Ao gritar no sonho, acordou no quarto, sobressaltado, sentindo a pele queimar.

Aparentemente não gritara nada na realidade; graças ao caos. Seria vergonhoso demais acordar assim. Limpou a baba com as costas da mão, e jogou o rosto de encontro aos joelhos tentando controlar a respiração ofegante.

Quando mais calmo, limpou a boca mais uma vez, esfregou os olhos e, ainda trêmulo, procurava ver a hora. Estava no horário; faltavam sete minutos para o despertador tocar. Levantou e antes de jogar Jay no chão como de costume e seguir para um banho, arrancou os lençóis e fronhas com ódio: aquela cor fora demasiado forte em seus sonhos, interferira demais quando antes a noite estava tranquila; fora que, estava encharcada de suor.
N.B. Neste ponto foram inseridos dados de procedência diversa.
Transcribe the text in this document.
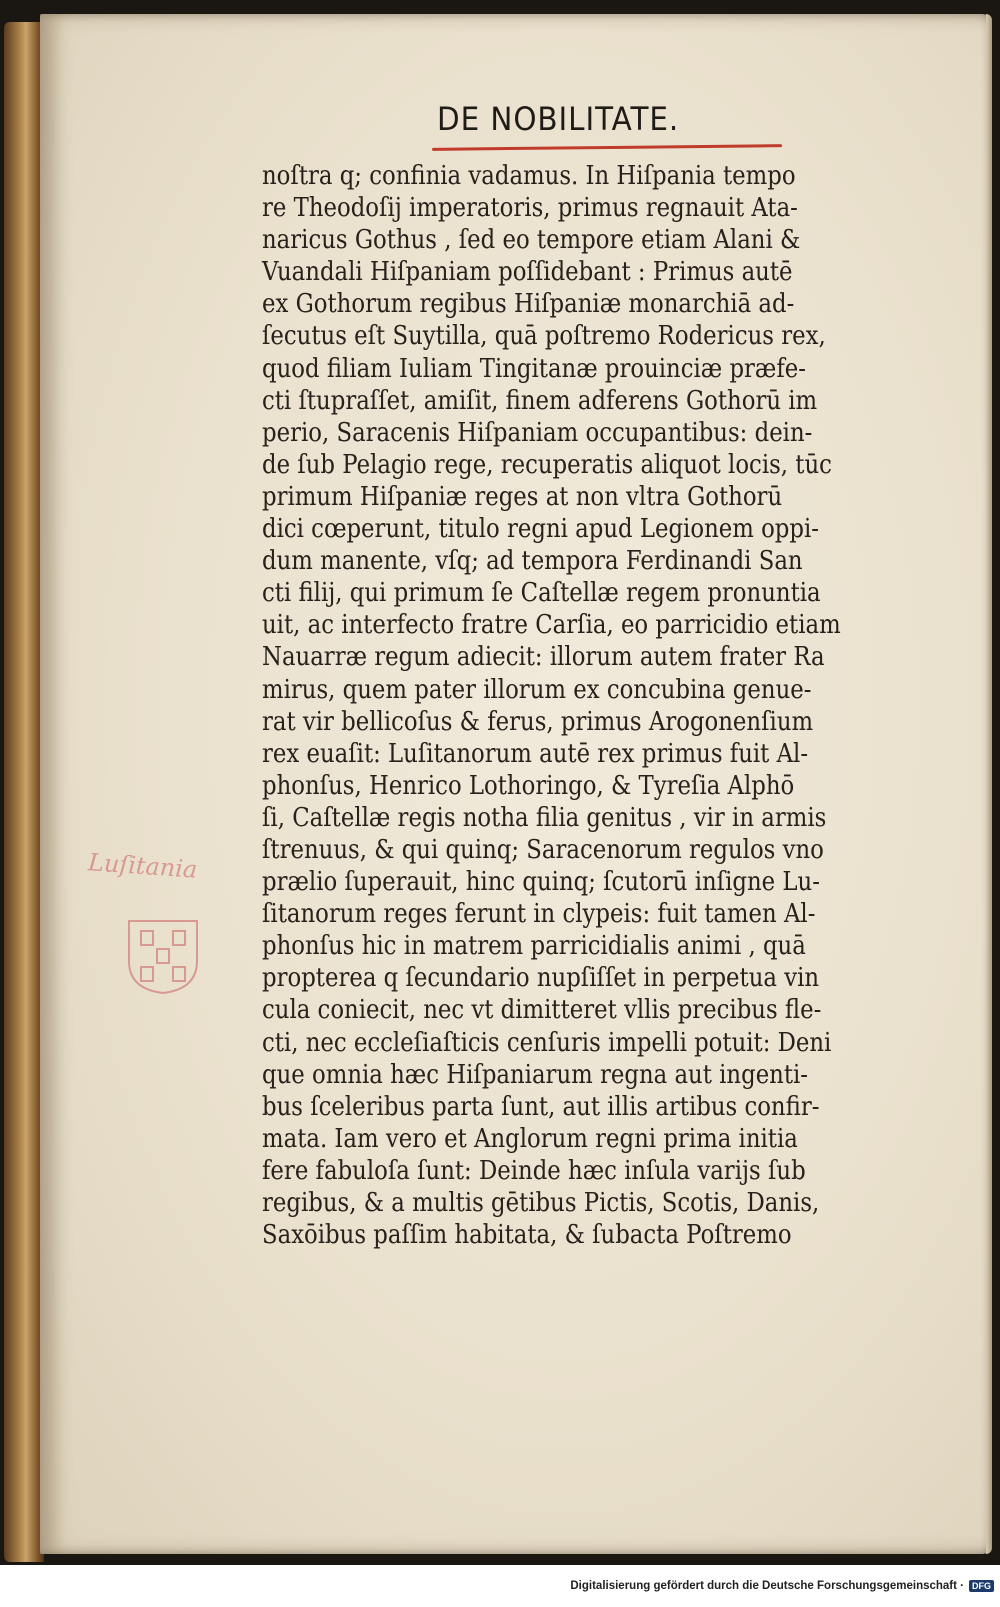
DE NOBILITATE.
noſtra q; confinia vadamus. In Hiſpania tempo
re Theodoſij imperatoris, primus regnauit Ata-
naricus Gothus , ſed eo tempore etiam Alani &
Vuandali Hiſpaniam poſſidebant : Primus autē
ex Gothorum regibus Hiſpaniæ monarchiā ad-
ſecutus eſt Suytilla, quā poſtremo Rodericus rex,
quod filiam Iuliam Tingitanæ prouinciæ præfe-
cti ſtupraſſet, amiſit, finem adferens Gothorū im
perio, Saracenis Hiſpaniam occupantibus: dein-
de ſub Pelagio rege, recuperatis aliquot locis, tūc
primum Hiſpaniæ reges at non vltra Gothorū
dici cœperunt, titulo regni apud Legionem oppi-
dum manente, vſq; ad tempora Ferdinandi San
cti filij, qui primum ſe Caſtellæ regem pronuntia
uit, ac interfecto fratre Carſia, eo parricidio etiam
Nauarræ regum adiecit: illorum autem frater Ra
mirus, quem pater illorum ex concubina genue-
rat vir bellicoſus & ferus, primus Arogonenſium
rex euaſit: Luſitanorum autē rex primus fuit Al-
phonſus, Henrico Lothoringo, & Tyreſia Alphō
ſi, Caſtellæ regis notha filia genitus , vir in armis
ſtrenuus, & qui quinq; Saracenorum regulos vno
prælio ſuperauit, hinc quinq; ſcutorū inſigne Lu-
ſitanorum reges ferunt in clypeis: fuit tamen Al-
phonſus hic in matrem parricidialis animi , quā
propterea q ſecundario nupſiſſet in perpetua vin
cula coniecit, nec vt dimitteret vllis precibus fle-
cti, nec eccleſiaſticis cenſuris impelli potuit: Deni
que omnia hæc Hiſpaniarum regna aut ingenti-
bus ſceleribus parta ſunt, aut illis artibus confir-
mata. Iam vero et Anglorum regni prima initia
fere fabuloſa ſunt: Deinde hæc inſula varijs ſub
regibus, & a multis gētibus Pictis, Scotis, Danis,
Saxōibus paſſim habitata, & ſubacta Poſtremo
Luſitania
Digitalisierung gefördert durch die Deutsche Forschungsgemeinschaft · DFG
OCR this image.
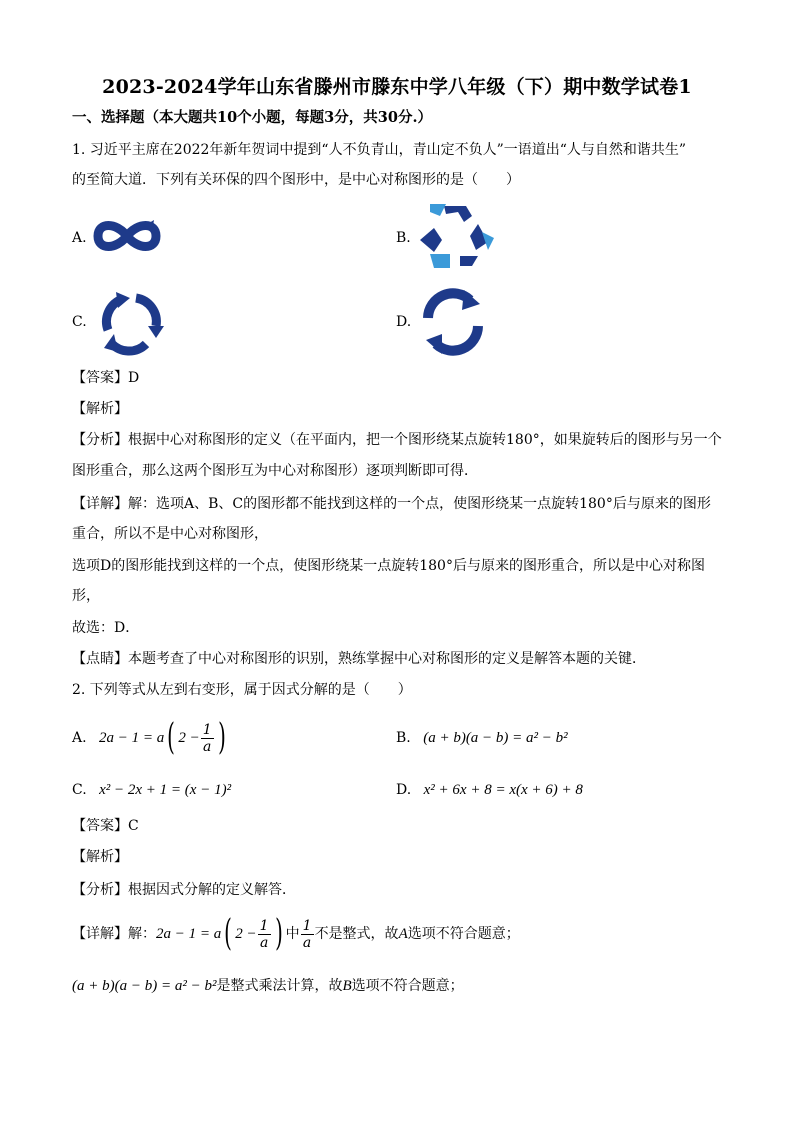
2023-2024学年山东省滕州市滕东中学八年级（下）期中数学试卷1
一、选择题（本大题共10个小题，每题3分，共30分.）
1. 习近平主席在2022年新年贺词中提到“人不负青山，青山定不负人”一语道出“人与自然和谐共生”
的至简大道．下列有关环保的四个图形中，是中心对称图形的是（　　）
A.	B.
C.	D.
【答案】D
【解析】
【分析】根据中心对称图形的定义（在平面内，把一个图形绕某点旋转180°，如果旋转后的图形与另一个
图形重合，那么这两个图形互为中心对称图形）逐项判断即可得．
【详解】解：选项A、B、C的图形都不能找到这样的一个点，使图形绕某一点旋转180°后与原来的图形
重合，所以不是中心对称图形，
选项D的图形能找到这样的一个点，使图形绕某一点旋转180°后与原来的图形重合，所以是中心对称图
形，
故选：D．
【点睛】本题考查了中心对称图形的识别，熟练掌握中心对称图形的定义是解答本题的关键．
2. 下列等式从左到右变形，属于因式分解的是（　　）
A. 2a − 1 = a( $2 - \frac{1}{a}$ )	B. (a + b)(a − b) = a² − b²
C. x² − 2x + 1 = (x − 1)²	D. x² + 6x + 8 = x(x + 6) + 8
【答案】C
【解析】
【分析】根据因式分解的定义解答．
【详解】解：2a − 1 = a( $2 - \frac{1}{a}$ ) 中 $\frac{1}{a}$ 不是整式，故A选项不符合题意；
(a + b)(a − b) = a² − b²是整式乘法计算，故B选项不符合题意；
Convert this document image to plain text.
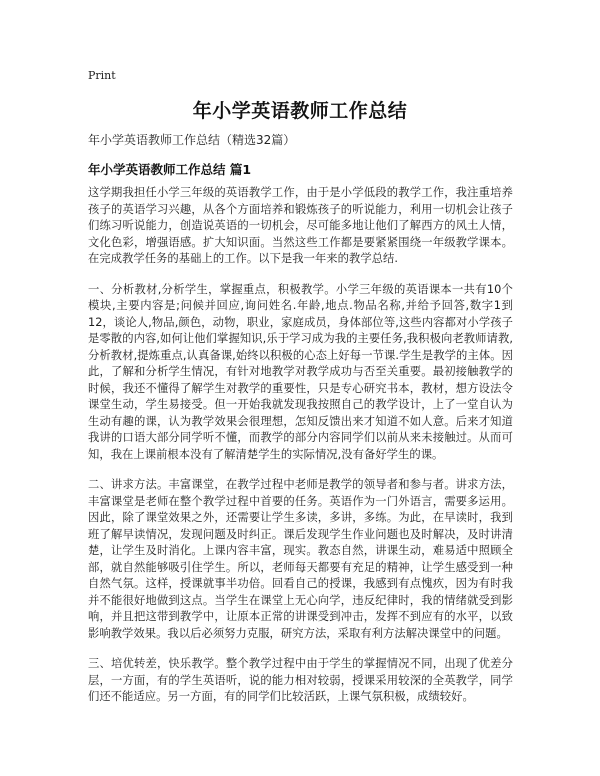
Print
年小学英语教师工作总结
年小学英语教师工作总结（精选32篇）
年小学英语教师工作总结 篇1

这学期我担任小学三年级的英语教学工作，由于是小学低段的教学工作，我注重培养孩子的英语学习兴趣，从各个方面培养和锻炼孩子的听说能力，利用一切机会让孩子们练习听说能力，创造说英语的一切机会，尽可能多地让他们了解西方的风土人情，文化色彩，增强语感。扩大知识面。当然这些工作都是要紧紧围绕一年级教学课本。在完成教学任务的基础上的工作。以下是我一年来的教学总结.

一、分析教材,分析学生，掌握重点，积极教学。小学三年级的英语课本一共有10个模块,主要内容是;问候并回应,询问姓名.年龄,地点.物品名称,并给予回答,数字1到12，谈论人,物品,颜色，动物，职业，家庭成员，身体部位等,这些内容都对小学孩子是零散的内容,如何让他们掌握知识,乐于学习成为我的主要任务,我积极向老教师请教,分析教材,提炼重点,认真备课,始终以积极的心态上好每一节课.学生是教学的主体。因此，了解和分析学生情况，有针对地教学对教学成功与否至关重要。最初接触教学的时候，我还不懂得了解学生对教学的重要性，只是专心研究书本，教材，想方设法令课堂生动，学生易接受。但一开始我就发现我按照自己的教学设计，上了一堂自认为生动有趣的课，认为教学效果会很理想，怎知反馈出来才知道不如人意。后来才知道我讲的口语大部分同学听不懂，而教学的部分内容同学们以前从来未接触过。从而可知，我在上课前根本没有了解清楚学生的实际情况,没有备好学生的课。

二、讲求方法。丰富课堂，在教学过程中老师是教学的领导者和参与者。讲求方法，丰富课堂是老师在整个教学过程中首要的任务。英语作为一门外语言，需要多运用。因此，除了课堂效果之外，还需要让学生多读，多讲，多练。为此，在早读时，我到班了解早读情况，发现问题及时纠正。课后发现学生作业问题也及时解决，及时讲清楚，让学生及时消化。上课内容丰富，现实。教态自然，讲课生动，难易适中照顾全部，就自然能够吸引住学生。所以，老师每天都要有充足的精神，让学生感受到一种自然气氛。这样，授课就事半功倍。回看自己的授课，我感到有点愧疚，因为有时我并不能很好地做到这点。当学生在课堂上无心向学，违反纪律时，我的情绪就受到影响，并且把这带到教学中，让原本正常的讲课受到冲击，发挥不到应有的水平，以致影响教学效果。我以后必须努力克服，研究方法，采取有利方法解决课堂中的问题。

三、培优转差，快乐教学。整个教学过程中由于学生的掌握情况不同，出现了优差分层，一方面，有的学生英语听，说的能力相对较弱，授课采用较深的全英教学，同学们还不能适应。另一方面，有的同学们比较活跃，上课气氛积极，成绩较好。
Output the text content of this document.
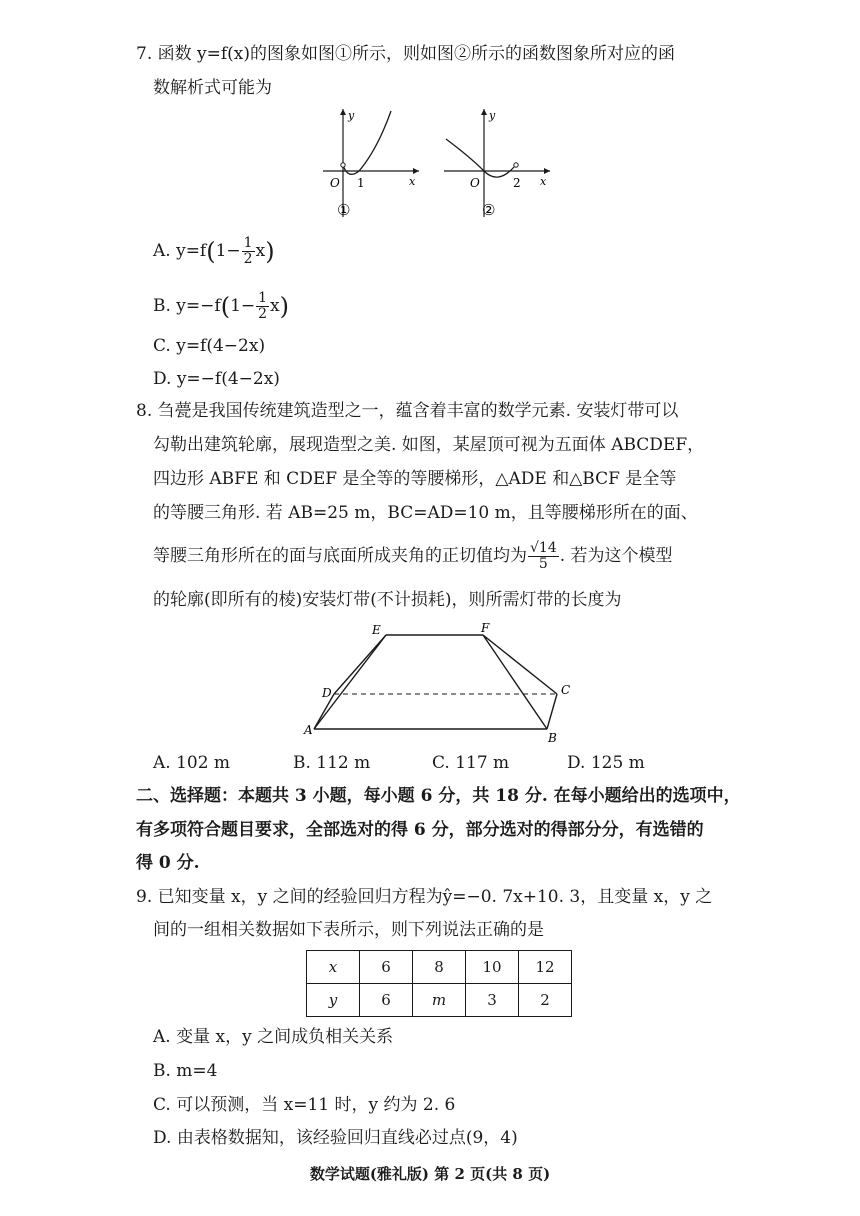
7. 函数 y=f(x)的图象如图①所示，则如图②所示的函数图象所对应的函
数解析式可能为
y
x
O 1
①
y
x
O	2
②
A. $y=f(1- \frac{1}{2} x)$
B. $y=-f(1- \frac{1}{2} x)$
C. y=f(4−2x)
D. y=−f(4−2x)
8. 刍甍是我国传统建筑造型之一，蕴含着丰富的数学元素. 安装灯带可以
勾勒出建筑轮廓，展现造型之美. 如图，某屋顶可视为五面体 ABCDEF，
四边形 ABFE 和 CDEF 是全等的等腰梯形，△ADE 和△BCF 是全等
的等腰三角形. 若 AB=25 m，BC=AD=10 m，且等腰梯形所在的面、
等腰三角形所在的面与底面所成夹角的正切值均为 $\frac{√14}{5}$ . 若为这个模型
的轮廓(即所有的棱)安装灯带(不计损耗)，则所需灯带的长度为
E	F
D	C
A
B
A. 102 m	B. 112 m	C. 117 m	D. 125 m
二、选择题：本题共 3 小题，每小题 6 分，共 18 分. 在每小题给出的选项中，
有多项符合题目要求，全部选对的得 6 分，部分选对的得部分分，有选错的
得 0 分.
9. 已知变量 x，y 之间的经验回归方程为ŷ=−0. 7x+10. 3，且变量 x，y 之
间的一组相关数据如下表所示，则下列说法正确的是
x	6	8	10	12
y	6	m	3	2
A. 变量 x，y 之间成负相关关系
B. m=4
C. 可以预测，当 x=11 时，y 约为 2. 6
D. 由表格数据知，该经验回归直线必过点(9，4)
数学试题(雅礼版) 第 2 页(共 8 页)
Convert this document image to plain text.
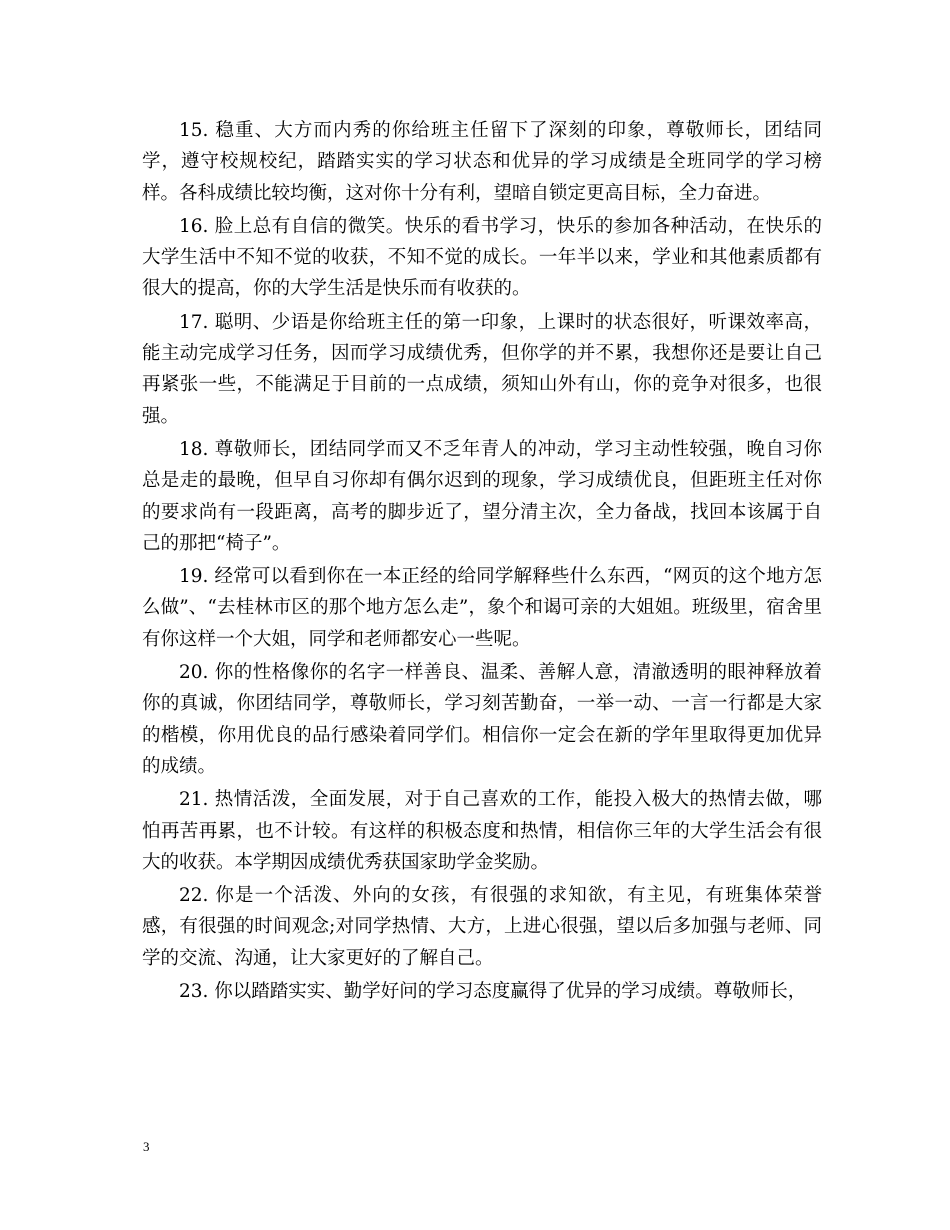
15. 稳重、大方而内秀的你给班主任留下了深刻的印象，尊敬师长，团结同学，遵守校规校纪，踏踏实实的学习状态和优异的学习成绩是全班同学的学习榜样。各科成绩比较均衡，这对你十分有利，望暗自锁定更高目标，全力奋进。

16. 脸上总有自信的微笑。快乐的看书学习，快乐的参加各种活动，在快乐的大学生活中不知不觉的收获，不知不觉的成长。一年半以来，学业和其他素质都有很大的提高，你的大学生活是快乐而有收获的。

17. 聪明、少语是你给班主任的第一印象，上课时的状态很好，听课效率高，能主动完成学习任务，因而学习成绩优秀，但你学的并不累，我想你还是要让自己再紧张一些，不能满足于目前的一点成绩，须知山外有山，你的竞争对很多，也很强。

18. 尊敬师长，团结同学而又不乏年青人的冲动，学习主动性较强，晚自习你总是走的最晚，但早自习你却有偶尔迟到的现象，学习成绩优良，但距班主任对你的要求尚有一段距离，高考的脚步近了，望分清主次，全力备战，找回本该属于自己的那把“椅子”。

19. 经常可以看到你在一本正经的给同学解释些什么东西，“网页的这个地方怎么做”、“去桂林市区的那个地方怎么走”，象个和谒可亲的大姐姐。班级里，宿舍里有你这样一个大姐，同学和老师都安心一些呢。

20. 你的性格像你的名字一样善良、温柔、善解人意，清澈透明的眼神释放着你的真诚，你团结同学，尊敬师长，学习刻苦勤奋，一举一动、一言一行都是大家的楷模，你用优良的品行感染着同学们。相信你一定会在新的学年里取得更加优异的成绩。

21. 热情活泼，全面发展，对于自己喜欢的工作，能投入极大的热情去做，哪怕再苦再累，也不计较。有这样的积极态度和热情，相信你三年的大学生活会有很大的收获。本学期因成绩优秀获国家助学金奖励。

22. 你是一个活泼、外向的女孩，有很强的求知欲，有主见，有班集体荣誉感，有很强的时间观念;对同学热情、大方，上进心很强，望以后多加强与老师、同学的交流、沟通，让大家更好的了解自己。

23. 你以踏踏实实、勤学好问的学习态度赢得了优异的学习成绩。尊敬师长，

3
Naquela manhã quis um banho longo. Tão longo que chegou a sentar no chão, nos azulejos frios em contraste com a água tão quente quanto o fogo de seu sonho...

Sonho...

Sonhara com Jane. Sonhara com uma linda menina e o sonho não fora nada erótico como geralmente eram seus sonhos com meninas adoráveis. Sentira-se em paz ao vê-la, a mesma paz que sentira quando Mal declarara que jamais os prejudicaria intencionalmente. A paz de uma segunda chance. Claro que isso mudou rápido demais. A paz foi consumida em dor e em chama conforme a menina se distanciava.